Broad topic ideas originate in the OCP Executive Committee, and are finalized by the OCP Content Committee, project faculty advisory committees, and project working groups of librarians, curators, and archivists with collections expertise. Criteria for assessing the value and feasibility of nominated topics are clear:

  • The subject should utilize and represent a number of Harvard collections.
  • The subject should have a broad appeal for teaching not just at Harvard, but at schools and colleges across the country and around the world.
  • The subject should utilize a wide range of materials—books, pamphlets, manuscripts, images—that represent global perspectives.
  • The subject should not be too general.
  • The subject should complement, not duplicate, the work of other digitization initiatives.


With subjects in place, OCP collection development specialists evaluate candidate items according to topic relevance and ownership (rights to digitize and distribute material). OCP identifies materials in the aggregate in order to maximize the number of Harvard holdings that can be digitized within project timelines and budgets.

In consultation with special collections conservators in the Weissman Preservation Center, OCP digital processing librarians also review candidate items for completeness and condition.

Digitization and Discovery

Project cataloging and descriptive metadata practices are designed to promote discovery of digitized items in the environments that students, teachers, and researchers use. OCP applies community standards for bibliographic description, assigns persistent links to digital objects, and stores metadata in centrally supported library systems using open protocols (MODS, OAI–PMH) to facilitate discovery in major Internet search engines, as well as in library catalogs and project databases for OCP web sites.

When supported by optical character recognition (OCR) software, machine–printed texts in a variety of languages are digitized to facilitate full–text as well as catalog searching. OCR–generated texts are not corrected to be 100% accurate transcriptions of all characters in the original materials.
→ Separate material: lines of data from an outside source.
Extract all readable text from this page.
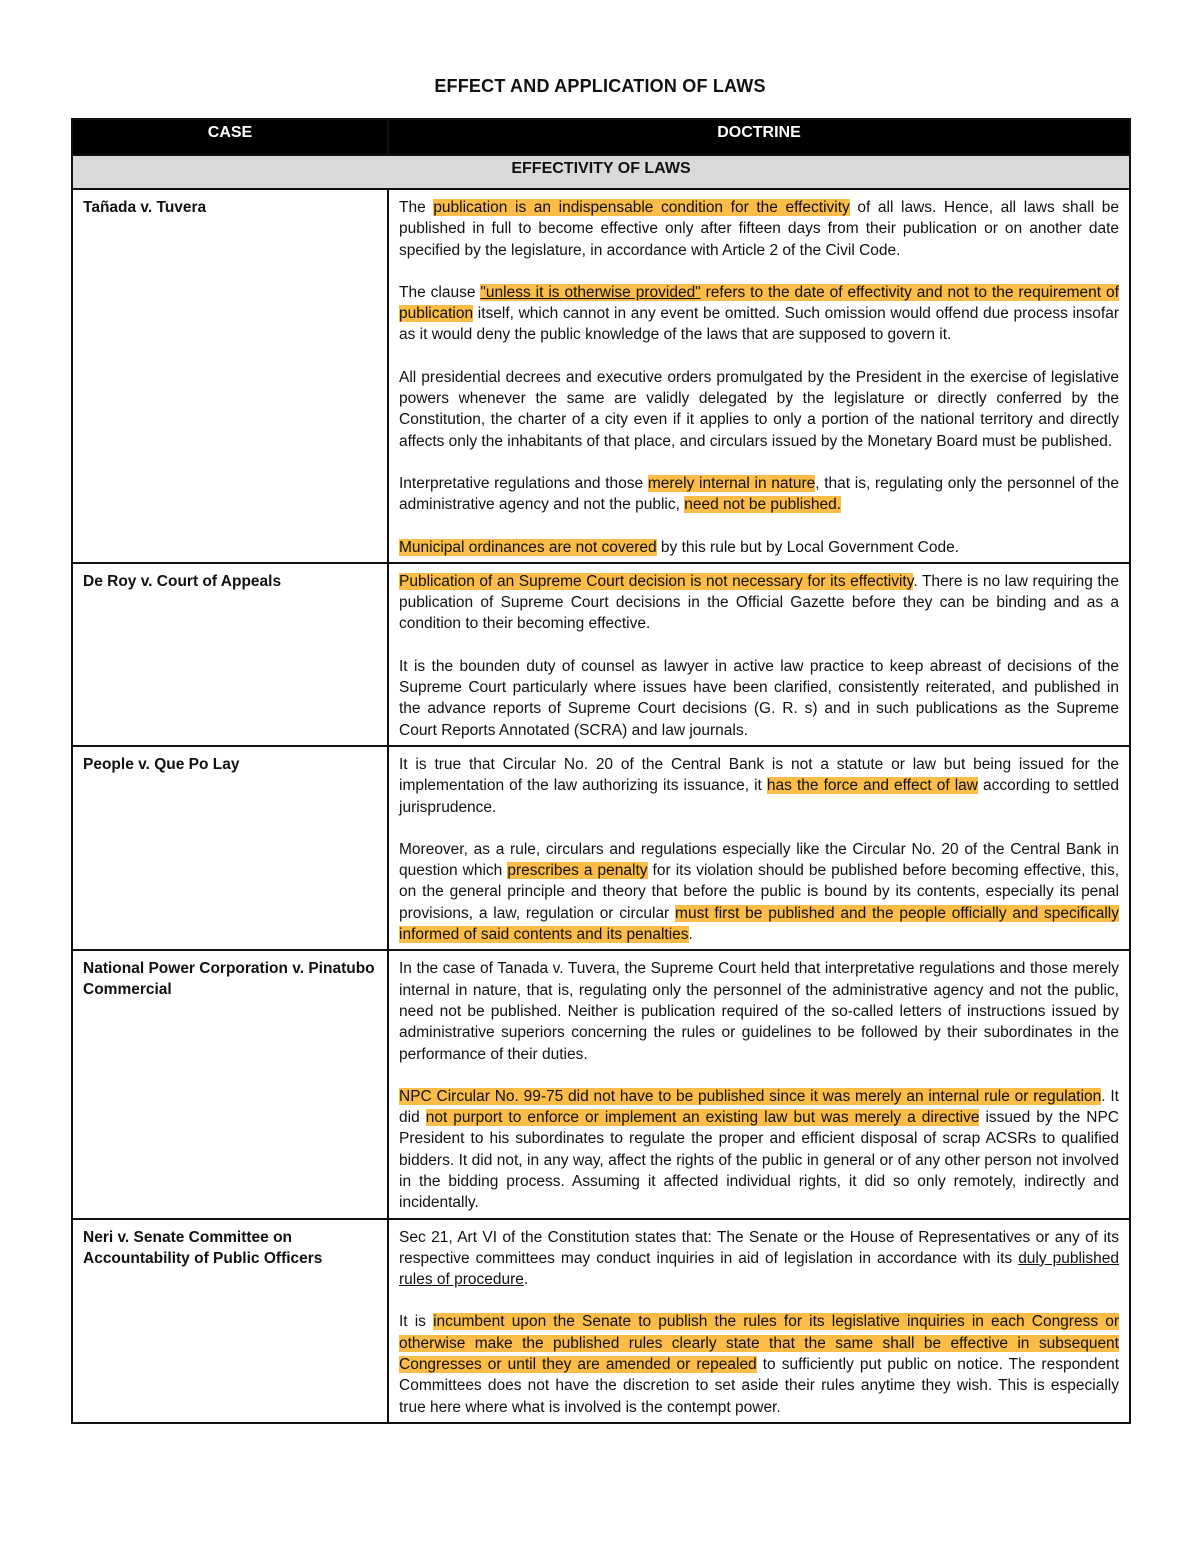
EFFECT AND APPLICATION OF LAWS
CASE	DOCTRINE
EFFECTIVITY OF LAWS	
Tañada v. Tuvera	The publication is an indispensable condition for the effectivity of all laws. Hence, all laws shall be published in full to become effective only after fifteen days from their publication or on another date specified by the legislature, in accordance with Article 2 of the Civil Code.

The clause "unless it is otherwise provided" refers to the date of effectivity and not to the requirement of publication itself, which cannot in any event be omitted. Such omission would offend due process insofar as it would deny the public knowledge of the laws that are supposed to govern it.

All presidential decrees and executive orders promulgated by the President in the exercise of legislative powers whenever the same are validly delegated by the legislature or directly conferred by the Constitution, the charter of a city even if it applies to only a portion of the national territory and directly affects only the inhabitants of that place, and circulars issued by the Monetary Board must be published.

Interpretative regulations and those merely internal in nature, that is, regulating only the personnel of the administrative agency and not the public, need not be published.

Municipal ordinances are not covered by this rule but by Local Government Code.

De Roy v. Court of Appeals	Publication of an Supreme Court decision is not necessary for its effectivity. There is no law requiring the publication of Supreme Court decisions in the Official Gazette before they can be binding and as a condition to their becoming effective.

It is the bounden duty of counsel as lawyer in active law practice to keep abreast of decisions of the Supreme Court particularly where issues have been clarified, consistently reiterated, and published in the advance reports of Supreme Court decisions (G. R. s) and in such publications as the Supreme Court Reports Annotated (SCRA) and law journals.

People v. Que Po Lay	It is true that Circular No. 20 of the Central Bank is not a statute or law but being issued for the implementation of the law authorizing its issuance, it has the force and effect of law according to settled jurisprudence.

Moreover, as a rule, circulars and regulations especially like the Circular No. 20 of the Central Bank in question which prescribes a penalty for its violation should be published before becoming effective, this, on the general principle and theory that before the public is bound by its contents, especially its penal provisions, a law, regulation or circular must first be published and the people officially and specifically informed of said contents and its penalties.

National Power Corporation v. Pinatubo Commercial	In the case of Tanada v. Tuvera, the Supreme Court held that interpretative regulations and those merely internal in nature, that is, regulating only the personnel of the administrative agency and not the public, need not be published. Neither is publication required of the so-called letters of instructions issued by administrative superiors concerning the rules or guidelines to be followed by their subordinates in the performance of their duties.

NPC Circular No. 99-75 did not have to be published since it was merely an internal rule or regulation. It did not purport to enforce or implement an existing law but was merely a directive issued by the NPC President to his subordinates to regulate the proper and efficient disposal of scrap ACSRs to qualified bidders. It did not, in any way, affect the rights of the public in general or of any other person not involved in the bidding process. Assuming it affected individual rights, it did so only remotely, indirectly and incidentally.

Neri v. Senate Committee on Accountability of Public Officers	Sec 21, Art VI of the Constitution states that: The Senate or the House of Representatives or any of its respective committees may conduct inquiries in aid of legislation in accordance with its duly published rules of procedure.

It is incumbent upon the Senate to publish the rules for its legislative inquiries in each Congress or otherwise make the published rules clearly state that the same shall be effective in subsequent Congresses or until they are amended or repealed to sufficiently put public on notice. The respondent Committees does not have the discretion to set aside their rules anytime they wish. This is especially true here where what is involved is the contempt power.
Digital imaging and structural metadata practices have evolved with technologies and institutional expertise—primarily in HCL Imaging Services—to produce complete, legible, navigable, citable, and portable electronic reproductions delivered by the centrally managed delivery systems of the Harvard University Library’s Office for Information Systems. Digitization processes and practices for materials preparation and quality control balance mandates for safe handling, high rates of throughput, and affordability.